On July 12, 2021, Lead Plaintiff filed an Amended Class Action Complaint. Lead Plaintiff seeks to pursue this claim on behalf of himself as well as all other persons who purchased or otherwise acquired Company securities publicly traded on the New York Stock Exchange (“NYSE”) between March 23, 2020 and January 4, 2021, inclusive, and who were allegedly damaged thereby.

 

The Class Action Defendants filed a motion to dismiss the Amended Class Action Complaint on September 10, 2021. Lead Plaintiff filed an opposition on November 9, 2021. Class Action Defendants’ filed their reply in support of the motion to dismiss on December 9, 2021. The Company believes the claims alleged in both lawsuits are without merit and intends to vigorously defend these litigations.

 

Rosenfeld v. Edgar Bronfman Jr., Henry Ahn, Ignacio Figueras, Daniel Leff, Laura Onopchenko, David Gandler, Par-Jorgen Parson, & Simone Nardi, Case No. 21-cv-01953 (S.D.N.Y.)

 

On March 5, 2021, putative shareholder Robert Rosenfeld filed a derivative lawsuit against the Company and certain Company directors and officers, including Edgar Bronfman Jr., Henry Ahn, Ignacio Figueras, Daniel Leff, Laura Onopchenko, David Gandler, Par-Jorgen Parson, and Simone Nardi (collectively, the “Derivative Defendants”).
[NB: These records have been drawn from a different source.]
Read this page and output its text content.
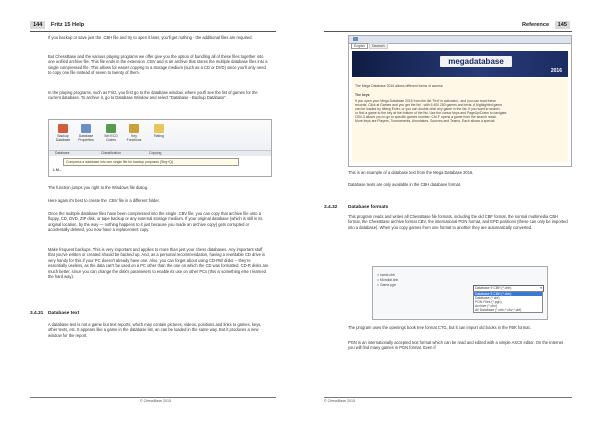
144 Fritz 15 Help

If you backup or save just the .CBH file and try to open it later, you'll get nothing - the additional files are required.

But ChessBase and the various playing programs we offer give you the option of bundling all of these files together into one unified archive file. This file ends in the extension .CBV and is an archive that stores the multiple database files into a single compressed file. This allows for easier copying to a storage medium (such as a CD or DVD) since you'll only need to copy one file instead of seven to twenty of them.

In the playing programs, such as Fritz, you first go to the database window, where you'll see the list of games for the current database. To archive it, go to Database Window and select "Database - Backup Database".

Backup Database
Database Properties
Set ECO Codes
Key Functions
Rating
Database	Classification	Copying
Compress a database into one single file for backup purposes (Strg+Q)
L M...

The function jumps you right to the Windows file dialog.

Here again it's best to create the .CBV file in a different folder.

Once the multiple database files have been compressed into the single .CBV file, you can copy that archive file onto a floppy, CD, DVD, ZIP disk, or tape backup or any external storage medium. If your original database (which is still in its original location, by the way — nothing happens to it just because you made an archive copy) gets corrupted or accidentally deleted, you now have a replacement copy.

Make frequent backups. This is very important and applies to more than just your chess databases. Any important stuff that you've written or created should be backed up. And, as a personal recommendation, having a rewritable CD drive is very handy for this if your PC doesn't already have one. Also, you can forget about using CD-RW disks -- they're essentially useless, as the data can't be used on a PC other than the one on which the CD was formatted. CD-R disks are much better, since you can change the disk's parameters to enable its use on other PCs (this is something else I learned the hard way).

3.4.31 Database text

A database text is not a game but text reports, which may contain pictures, videos, positions and links to games, keys, other texts, etc. It appears like a game in the database list, an can be loaded in the same way. But it produces a new window for the report.

© ChessBase 2015
Reference 145
English Deutsch
megadatabase
2016
The Mega Database 2016 allows different forms of access:
The keys
If you open your Mega Database 2016 from the list 'Text' is activated - and you can read these
records. Click at Games and you get the list - with 6 400 250 games and texts. A highlighted game
can be loaded by hitting Enter, or you can double-click any game in the list. If you want to search
or find a game to the key at the bottom of the list. Use the cursor keys and PageUp/Down to navigate.
CBV-3 allows you to go to specific games number: Ctrl-F opens a game from the search mask.
More keys are Players, Tournaments, Annotators, Sources and Teams. Each allows a special

This is an example of a database text from the Mega Database 2016.

Database texts are only available in the CBH database format.

3.4.32 Database formats

This program reads and writes all ChessBase file formats, including the old CBF format, the normal multimedia CBH format, the ChessBase archive format CBV, the international PGN format, and EPD positions (these can only be imported into a database). When you copy games from one format to another they are automatically converted.

□ name.cbh
□ Mondial.cbh
□ Game.pgn
Database 9 CBH (*.cbh)	▾
Database 9 CBH (*.cbh)
Database (*.cbf)
PGN Files (*.pgn)
Archive (*.cbv)
All Database (*.cbh;*.cbv;*.cbf)

The program uses the openings book tree format CTG, but it can import old books in the FBK format.

PGN is an internationally accepted text format which can be read and edited with a simple ASCII editor. On the Internet you will find many games in PGN format. Even if

© ChessBase 2015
Plaintiff’s complaint closely tracks the allegations in the Securities Class Action and alleges that the Derivative Defendants violated Sections 10(b) and 21D of the Securities Exchange Act of 1934, breached their fiduciary duties, and committed corporate waste.

 

Plaintiff seeks to prosecute the action on behalf of the Company, and seeks, among other relief, an order directing Derivative Defendants to take all necessary actions to reform and improve the Company’s corporate governance, risk management, and internal operating procedures to comply with applicable laws, and an award of damages to the Company for the harm suffered as a result of the alleged wrongful conduct.

 

On April 21, 2021, Derivative Defendants filed a Motion to Dismiss the Original Complaint. In light of the arguments made in Derivative Defendants’ Motion, Plaintiff filed his Amended Verified Shareholder Derivative Complaint on May 12, 2021. Derivative Defendants filed a Motion to Dismiss the Amended Complaint on June 2, 2021. On June 23, 2021, after thoroughly considering Derivative Defendants’ arguments in their Motion, Plaintiff concluded that Derivative Defendants’ arguments were well founded and he jointly, with Derivative Defendants, asked the Court to voluntarily dismiss the derivative action with prejudice, following a proposed Notice of the dismissal to current shareholders. On June 25, 2021, the court entered an order approving the form of the proposed Notice of dismissal to current shareholders and ordering fuboTV to file the Notice with the SEC and post the Notice to the investor relations section of fuboTV’s corporate website. On June 28, 2021, fuboTV filed the Notice with the SEC and posted the Notice to the investor relations section of fuboTV’s corporate website. On July 28, 2021, the court entered an order dismissing with prejudice the derivative lawsuit filed by Robert Rosenfeld.

 

Andrew Kriss and Eric Lerner vs. FaceBank Group, Inc. et. al. (Index No. 605474/20 Supreme Court of the State of New York.

 

On June 8, 2020, Andrew Kriss and Eric Lerner filed a Summons with Notice in the Supreme Court of the State of New York, Nassau County naming as defendants the Company, PEC, John Textor and Frank Patterson, among others. On November 12, 2020, plaintiffs filed a Complaint, which asserts claims for breach of express contract and implied duties, fraud in the inducement, unjust enrichment, conversion, declaratory relief, fraud, and fraudulent conveyance. The claims arise from an alleged relationship between Plaintiffs and defendant PEC. Plaintiffs seek monetary damages in an amount to be proven at trial, but not less than six million dollars ($6,000,000). The Company believes the claims are without merit and intends to vigorously defend this litigation and on January 19, 2021, the Company filed a motion to dismiss all claims asserted against it. That motion has been fully submitted and is pending resolution by the court. A court conference was held on November 15, 2021, and the court confirmed that the motion to dismiss was fully submitted.